Dès le premier texte de cette
série, j'avais pressenti, sans grand mérite, que la France s'engageait là dans
une opération que François Hollande, sans doute poussé par les militaires,
jugeait de toute évidence, immédiatement et sans grand risque, glorieuse, mais
qui risquait de changer de caractère dans la suite, la durée de l'opération
étant elle-même indéterminée en dépit des affirmations de retrait rapide. Cette
intervention risquait fort, en outre, de tourner à la dénonciation du néo-colonialisme
français, ce qui est facile et bien commode dans toutes les affaires africaines
où des Etats du Nord ont l'imprudence de s'immiscer, fût-ce à la demande
initiale expresse des intéressés.
Connaissant un peu le Mali, je
savais l'opposition millénaire qui existe entre le Nord (les "peaux rouges"

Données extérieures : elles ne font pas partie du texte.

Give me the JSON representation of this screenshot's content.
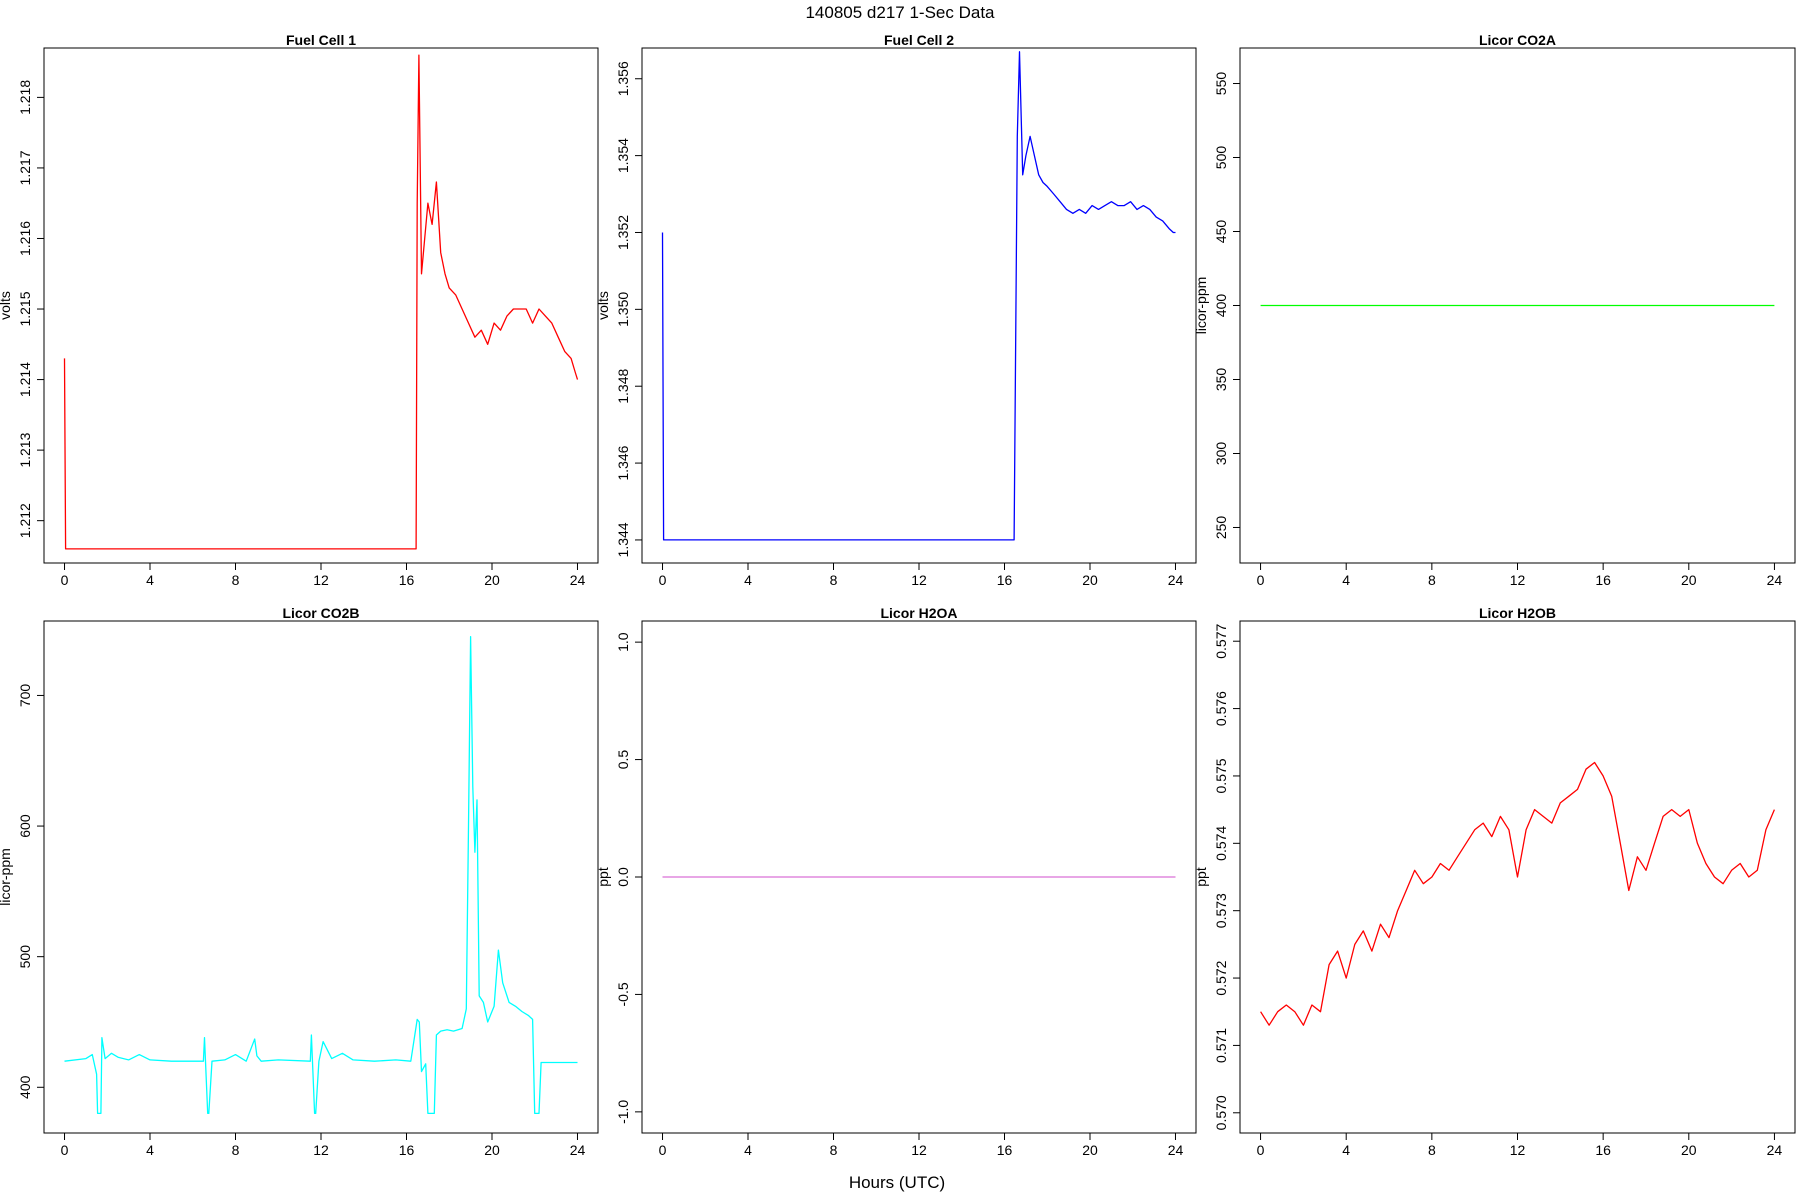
{
  "figure": {
    "title": "140805   d217   1-Sec Data",
    "xlabel": "Hours (UTC)"
  },
  "chart_data": [
    {
      "type": "line",
      "title": "Fuel Cell 1",
      "xlabel": "",
      "ylabel": "volts",
      "color": "#ff0000",
      "xlim": [
        0,
        24
      ],
      "ylim": [
        1.2114,
        1.2187
      ],
      "xticks": [
        0,
        4,
        8,
        12,
        16,
        20,
        24
      ],
      "yticks": [
        1.212,
        1.213,
        1.214,
        1.215,
        1.216,
        1.217,
        1.218
      ],
      "x": [
        0,
        0.05,
        16.45,
        16.5,
        16.58,
        16.7,
        16.85,
        17.0,
        17.2,
        17.4,
        17.6,
        17.8,
        18.0,
        18.3,
        18.6,
        18.9,
        19.2,
        19.5,
        19.8,
        20.1,
        20.4,
        20.7,
        21.0,
        21.3,
        21.6,
        21.9,
        22.2,
        22.5,
        22.8,
        23.1,
        23.4,
        23.7,
        23.9,
        24.0
      ],
      "y": [
        1.2143,
        1.2116,
        1.2116,
        1.2165,
        1.2186,
        1.2155,
        1.216,
        1.2165,
        1.2162,
        1.2168,
        1.2158,
        1.2155,
        1.2153,
        1.2152,
        1.215,
        1.2148,
        1.2146,
        1.2147,
        1.2145,
        1.2148,
        1.2147,
        1.2149,
        1.215,
        1.215,
        1.215,
        1.2148,
        1.215,
        1.2149,
        1.2148,
        1.2146,
        1.2144,
        1.2143,
        1.2141,
        1.214
      ]
    },
    {
      "type": "line",
      "title": "Fuel Cell 2",
      "xlabel": "",
      "ylabel": "volts",
      "color": "#0000ff",
      "xlim": [
        0,
        24
      ],
      "ylim": [
        1.3434,
        1.3568
      ],
      "xticks": [
        0,
        4,
        8,
        12,
        16,
        20,
        24
      ],
      "yticks": [
        1.344,
        1.346,
        1.348,
        1.35,
        1.352,
        1.354,
        1.356
      ],
      "x": [
        0,
        0.05,
        16.45,
        16.6,
        16.7,
        16.85,
        17.0,
        17.2,
        17.4,
        17.6,
        17.8,
        18.0,
        18.3,
        18.6,
        18.9,
        19.2,
        19.5,
        19.8,
        20.1,
        20.4,
        20.7,
        21.0,
        21.3,
        21.6,
        21.9,
        22.2,
        22.5,
        22.8,
        23.1,
        23.4,
        23.7,
        23.9,
        24.0
      ],
      "y": [
        1.352,
        1.344,
        1.344,
        1.3545,
        1.3567,
        1.3535,
        1.354,
        1.3545,
        1.354,
        1.3535,
        1.3533,
        1.3532,
        1.353,
        1.3528,
        1.3526,
        1.3525,
        1.3526,
        1.3525,
        1.3527,
        1.3526,
        1.3527,
        1.3528,
        1.3527,
        1.3527,
        1.3528,
        1.3526,
        1.3527,
        1.3526,
        1.3524,
        1.3523,
        1.3521,
        1.352,
        1.352
      ]
    },
    {
      "type": "line",
      "title": "Licor CO2A",
      "xlabel": "",
      "ylabel": "licor-ppm",
      "color": "#00ff00",
      "xlim": [
        0,
        24
      ],
      "ylim": [
        226,
        574
      ],
      "xticks": [
        0,
        4,
        8,
        12,
        16,
        20,
        24
      ],
      "yticks": [
        250,
        300,
        350,
        400,
        450,
        500,
        550
      ],
      "x": [
        0,
        24
      ],
      "y": [
        400,
        400
      ]
    },
    {
      "type": "line",
      "title": "Licor CO2B",
      "xlabel": "",
      "ylabel": "licor-ppm",
      "color": "#00ffff",
      "xlim": [
        0,
        24
      ],
      "ylim": [
        365,
        757
      ],
      "xticks": [
        0,
        4,
        8,
        12,
        16,
        20,
        24
      ],
      "yticks": [
        400,
        500,
        600,
        700
      ],
      "x": [
        0,
        1.0,
        1.3,
        1.5,
        1.55,
        1.7,
        1.75,
        1.9,
        2.2,
        2.5,
        3.0,
        3.5,
        4.0,
        5.0,
        6.5,
        6.55,
        6.7,
        6.75,
        6.9,
        7.5,
        8.0,
        8.5,
        8.9,
        9.0,
        9.2,
        10.0,
        11.5,
        11.55,
        11.7,
        11.75,
        11.9,
        12.1,
        12.5,
        13.0,
        13.5,
        14.5,
        15.5,
        16.2,
        16.5,
        16.6,
        16.7,
        16.9,
        17.0,
        17.3,
        17.4,
        17.6,
        17.9,
        18.2,
        18.6,
        18.8,
        18.9,
        19.0,
        19.1,
        19.2,
        19.3,
        19.4,
        19.6,
        19.8,
        20.1,
        20.3,
        20.5,
        20.8,
        21.1,
        21.4,
        21.7,
        21.9,
        22.0,
        22.2,
        22.3,
        23.0,
        24.0
      ],
      "y": [
        420,
        422,
        425,
        410,
        380,
        380,
        438,
        422,
        426,
        423,
        421,
        425,
        421,
        420,
        420,
        438,
        380,
        380,
        420,
        421,
        425,
        420,
        437,
        424,
        420,
        421,
        420,
        440,
        380,
        380,
        420,
        435,
        422,
        426,
        421,
        420,
        421,
        420,
        452,
        450,
        412,
        418,
        380,
        380,
        440,
        443,
        444,
        443,
        445,
        460,
        600,
        745,
        630,
        580,
        620,
        470,
        465,
        450,
        462,
        505,
        480,
        465,
        462,
        458,
        455,
        452,
        380,
        380,
        419,
        419,
        419
      ]
    },
    {
      "type": "line",
      "title": "Licor H2OA",
      "xlabel": "",
      "ylabel": "ppt",
      "color": "#da70d6",
      "xlim": [
        0,
        24
      ],
      "ylim": [
        -1.09,
        1.09
      ],
      "xticks": [
        0,
        4,
        8,
        12,
        16,
        20,
        24
      ],
      "yticks": [
        -1.0,
        -0.5,
        0.0,
        0.5,
        1.0
      ],
      "x": [
        0,
        24
      ],
      "y": [
        0,
        0
      ]
    },
    {
      "type": "line",
      "title": "Licor H2OB",
      "xlabel": "",
      "ylabel": "ppt",
      "color": "#ff0000",
      "xlim": [
        0,
        24
      ],
      "ylim": [
        0.5697,
        0.5773
      ],
      "xticks": [
        0,
        4,
        8,
        12,
        16,
        20,
        24
      ],
      "yticks": [
        0.57,
        0.571,
        0.572,
        0.573,
        0.574,
        0.575,
        0.576,
        0.577
      ],
      "x": [
        0.0,
        0.4,
        0.8,
        1.2,
        1.6,
        2.0,
        2.4,
        2.8,
        3.2,
        3.6,
        4.0,
        4.4,
        4.8,
        5.2,
        5.6,
        6.0,
        6.4,
        6.8,
        7.2,
        7.6,
        8.0,
        8.4,
        8.8,
        9.2,
        9.6,
        10.0,
        10.4,
        10.8,
        11.2,
        11.6,
        12.0,
        12.4,
        12.8,
        13.2,
        13.6,
        14.0,
        14.4,
        14.8,
        15.2,
        15.6,
        16.0,
        16.4,
        16.8,
        17.2,
        17.6,
        18.0,
        18.4,
        18.8,
        19.2,
        19.6,
        20.0,
        20.4,
        20.8,
        21.2,
        21.6,
        22.0,
        22.4,
        22.8,
        23.2,
        23.6,
        24.0
      ],
      "y": [
        0.5715,
        0.5713,
        0.5715,
        0.5716,
        0.5715,
        0.5713,
        0.5716,
        0.5715,
        0.5722,
        0.5724,
        0.572,
        0.5725,
        0.5727,
        0.5724,
        0.5728,
        0.5726,
        0.573,
        0.5733,
        0.5736,
        0.5734,
        0.5735,
        0.5737,
        0.5736,
        0.5738,
        0.574,
        0.5742,
        0.5743,
        0.5741,
        0.5744,
        0.5742,
        0.5735,
        0.5742,
        0.5745,
        0.5744,
        0.5743,
        0.5746,
        0.5747,
        0.5748,
        0.5751,
        0.5752,
        0.575,
        0.5747,
        0.574,
        0.5733,
        0.5738,
        0.5736,
        0.574,
        0.5744,
        0.5745,
        0.5744,
        0.5745,
        0.574,
        0.5737,
        0.5735,
        0.5734,
        0.5736,
        0.5737,
        0.5735,
        0.5736,
        0.5742,
        0.5745
      ]
    }
  ]
}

ou "blanches", Arabes ou Tamasheq) et le Sud (les mélanodermes, parmi
lesquels les gens du Nord sont venus, des siècles durant, chercher les
esclaves). Je connaissais aussi, depuis les indépendances, toutes les revendications
successives du Nord et les vaines tentatives qui avaient été faites, plus ou
moins sérieusement, pour essayer de porter remède à cette opposition et aux
inégalités socio-économiques et politiques.

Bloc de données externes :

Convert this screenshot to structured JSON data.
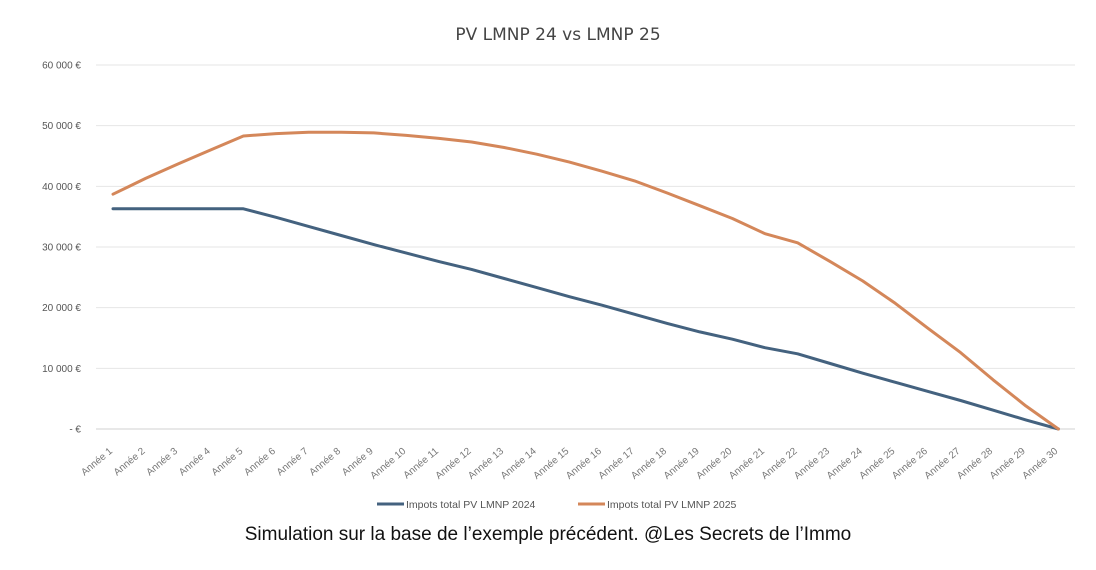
{
  "chart_data": {
    "type": "line",
    "title": "PV LMNP 24 vs LMNP 25",
    "xlabel": "",
    "ylabel": "",
    "ylim": [
      0,
      60000
    ],
    "yticks": [
      0,
      10000,
      20000,
      30000,
      40000,
      50000,
      60000
    ],
    "ytick_labels": [
      "-  €",
      "10 000 €",
      "20 000 €",
      "30 000 €",
      "40 000 €",
      "50 000 €",
      "60 000 €"
    ],
    "categories": [
      "Année 1",
      "Année 2",
      "Année 3",
      "Année 4",
      "Année 5",
      "Année 6",
      "Année 7",
      "Année 8",
      "Année 9",
      "Année 10",
      "Année 11",
      "Année 12",
      "Année 13",
      "Année 14",
      "Année 15",
      "Année 16",
      "Année 17",
      "Année 18",
      "Année 19",
      "Année 20",
      "Année 21",
      "Année 22",
      "Année 23",
      "Année 24",
      "Année 25",
      "Année 26",
      "Année 27",
      "Année 28",
      "Année 29",
      "Année 30"
    ],
    "grid": true,
    "legend_position": "bottom",
    "series": [
      {
        "name": "Impots total PV LMNP 2024",
        "color": "#44627f",
        "values": [
          36300,
          36300,
          36300,
          36300,
          36300,
          34900,
          33400,
          31900,
          30400,
          29000,
          27600,
          26300,
          24800,
          23300,
          21800,
          20400,
          18900,
          17400,
          16000,
          14800,
          13400,
          12400,
          10800,
          9200,
          7700,
          6200,
          4700,
          3100,
          1500,
          0
        ]
      },
      {
        "name": "Impots total PV LMNP 2025",
        "color": "#d4875a",
        "values": [
          38700,
          41300,
          43700,
          46000,
          48300,
          48700,
          48900,
          48900,
          48800,
          48400,
          47900,
          47300,
          46400,
          45300,
          44000,
          42500,
          40900,
          38900,
          36800,
          34700,
          32200,
          30700,
          27600,
          24400,
          20700,
          16600,
          12600,
          8100,
          3800,
          0
        ]
      }
    ]
  },
  "caption": "Simulation sur la base de l’exemple précédent. @Les Secrets de l’Immo"
}
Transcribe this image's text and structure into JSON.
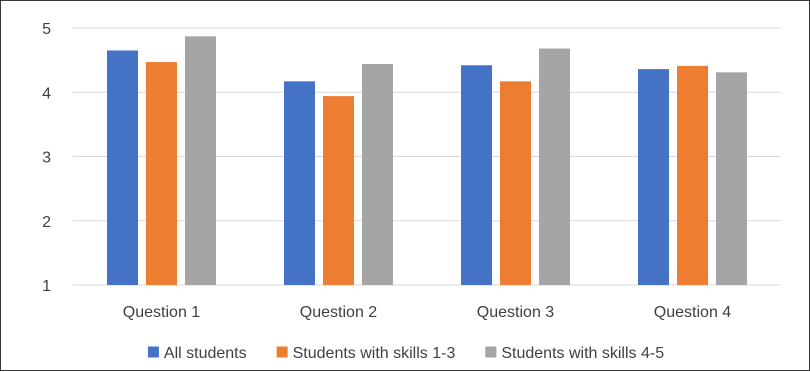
{
  "chart_data": {
    "type": "bar",
    "categories": [
      "Question 1",
      "Question 2",
      "Question 3",
      "Question 4"
    ],
    "series": [
      {
        "name": "All students",
        "color": "#4472C4",
        "values": [
          4.65,
          4.17,
          4.42,
          4.36
        ]
      },
      {
        "name": "Students with skills 1-3",
        "color": "#ED7D31",
        "values": [
          4.47,
          3.94,
          4.17,
          4.41
        ]
      },
      {
        "name": "Students with skills 4-5",
        "color": "#A5A5A5",
        "values": [
          4.87,
          4.44,
          4.68,
          4.31
        ]
      }
    ],
    "ylim": [
      1,
      5
    ],
    "yticks": [
      "1",
      "2",
      "3",
      "4",
      "5"
    ],
    "grid": true,
    "legend_position": "bottom",
    "title": "",
    "xlabel": "",
    "ylabel": ""
  },
  "colors": {
    "gridline": "#D9D9D9",
    "text": "#404040",
    "frame": "#3a3a3a"
  }
}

L'une d'entre elles, tout à fait
significative et exemplaire, a consisté à construire, dans le Nord pour les
nomades, des centres de protection maternelle et infantile (PMI) et à y envoyer
du personnel de santé du Sud; avant de se rendre compte du caractère impossible
voire absurde d'une telle l'opération, dans la simple mesure où ces infirmiers
parlaient le bambara, alors que les femmes et les enfants qu'ils devaient soigner
ne parlaient que le tamasheq (ou amazigh) et qu'en outre, dans la culture
touareg, les femmes ne peuvent pas être soignées par des hommes. Le problème
est qu'on ne s'est aperçu de ces détails, jugés accessoires ou sans doute même
ignorés, qu'après et on a compris
qu'après coup qu'ils ruinaient tout espoir de succès dans une opération au
demeurant louable et même estimable.
Cela dit, ce genre d'échecs du
"développement" par ignorance ou mépris des cultures locales est si
courant que je m'amusais, à une certaine époque, (et j'ai écrit tout cela) à les
recenser sous la rubrique "les éléphants blancs (ou roses) du
développement". Le cas est toutefois si fréquent que je n'ai pas tardé à devoir
mettre un terme à cette recension qui se prolongeait au-delà du raisonnable.

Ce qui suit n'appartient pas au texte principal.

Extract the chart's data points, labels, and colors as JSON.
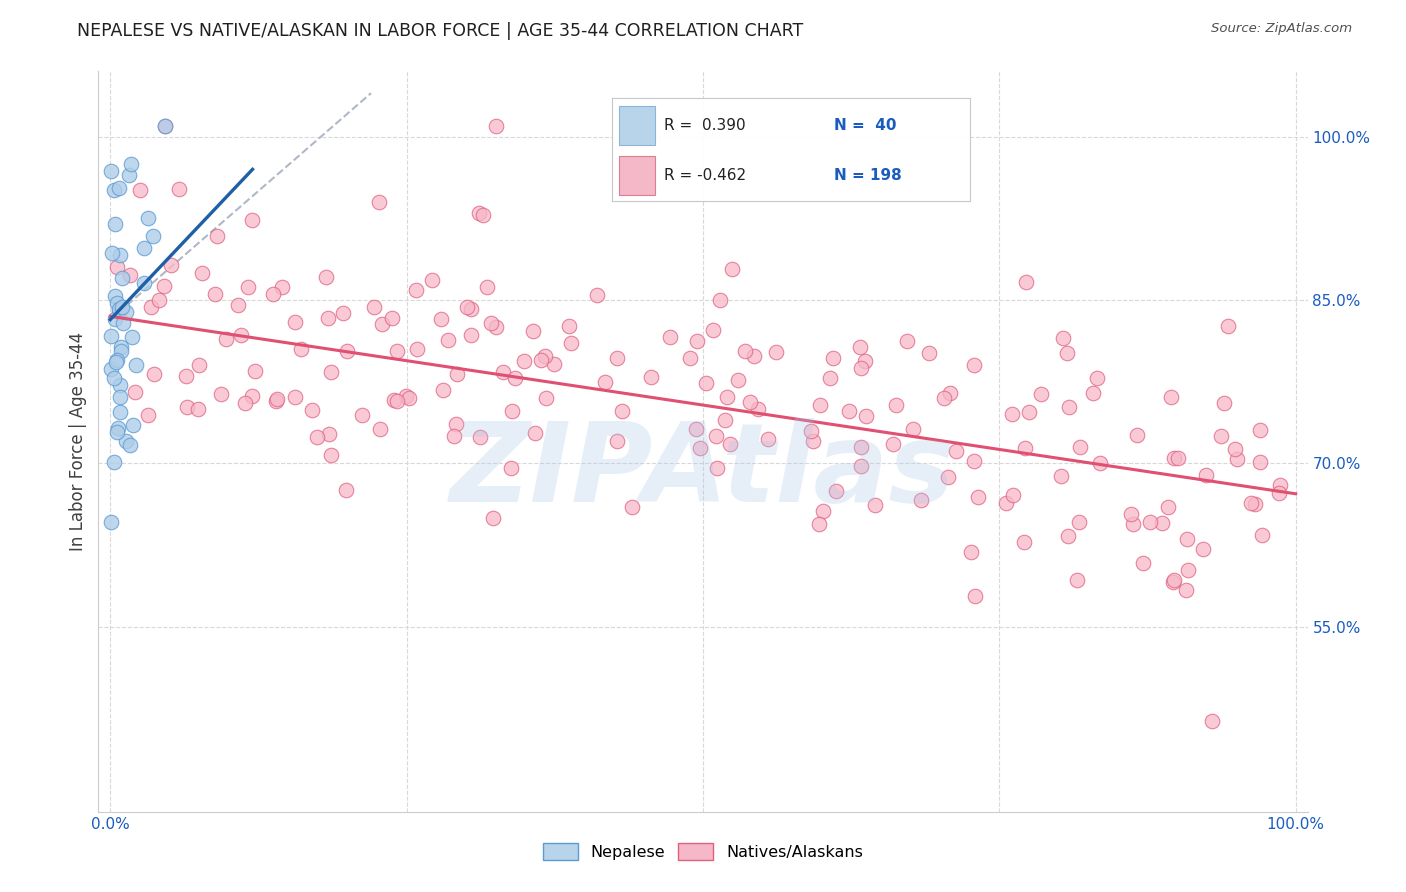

Revenons aux affaires maliennes. Le
7 mai 2013, comme on pouvait s'y attendre et le délai m'a même étonné, un chefaillon
d'Al Qaïda au Maghreb Islamique (AQMI) a diffusé une vidéo dans laquelle il
invitait à s'attaquer aux intérêts français partout dans le monde, cette guerre sainte étant
légitimée par la croisade menée par la France contre les Musulmans au Mali. Réponse
attendue du berger à la bergère. Tout cela était parfaitement prévisible mais ce
n'est peut-être pas le plus grave en la circonstance.
On commence, en effet, à
découvrir que la pacification du Mali, qu'on prétendait terminée, en peu de
temps et à peu de frais (6 morts du côté français, mais quelques centaines,
dissimulées bien sûr, du côté nigérien), ne l'est peut-être pas autant qu'on pourrait
le souhaiter et surtout qu'on le dit. Les accrocs au prétendu calme affirmé
sont nombreux et divers.
Selon RFI (le 5 mai 2013), la
seule source un peu sérieuse et intéressée au domaine dans nos médias, à Ber (ville à quelques dizaines
de kilomètres au nord de Tombouctou), les communautés arabe et touareg
commencent à s'affronter. Aucun soldat malien, français ou burkinabé en poste à
Tombouctou ne s’est rendu à Ber, la ville elle-même étant contrôlée par le MAA,
le Mouvement des Arabes de l’Azawad,. Si le MAA affirme ne rien avoir contre
les Touaregs (enfin, à l'en croire, ce qui n'est pas l'avis des Tamasheq
eux-mêmes), il entend chasser le MLNA de toutes ses positions. On commence par
ailleurs à enlever des habitants de la ville dont le fils du marabout touareg
de Ber qui a disparu.
Vient de naître à Kidal (RFI, 6
mai), d'où les soldats maliens sont toujours exclus, un Haut Conseil de
l'Azawad (HCA) qui prétend, lui, à la fois fédérer les mouvements touareg,
qu'ils soient ou non armés, et "faire la paix avec le Sud" ; ce HCA
négocie avec la Commission "Dialogue et Réconciliation", récemment
installée à Bamako (sur le modèle de la RCA et du Congo Démocratique). Le HCA
entend intégrer dans son sein les deux principaux mouvements armés touareg :
le MNLA (Mouvement National de Libération de l'Azawad) bien connu et le récent Mouvement
Islamique de l'Azawad ( le MIA, dissidence d'Ansar Dine).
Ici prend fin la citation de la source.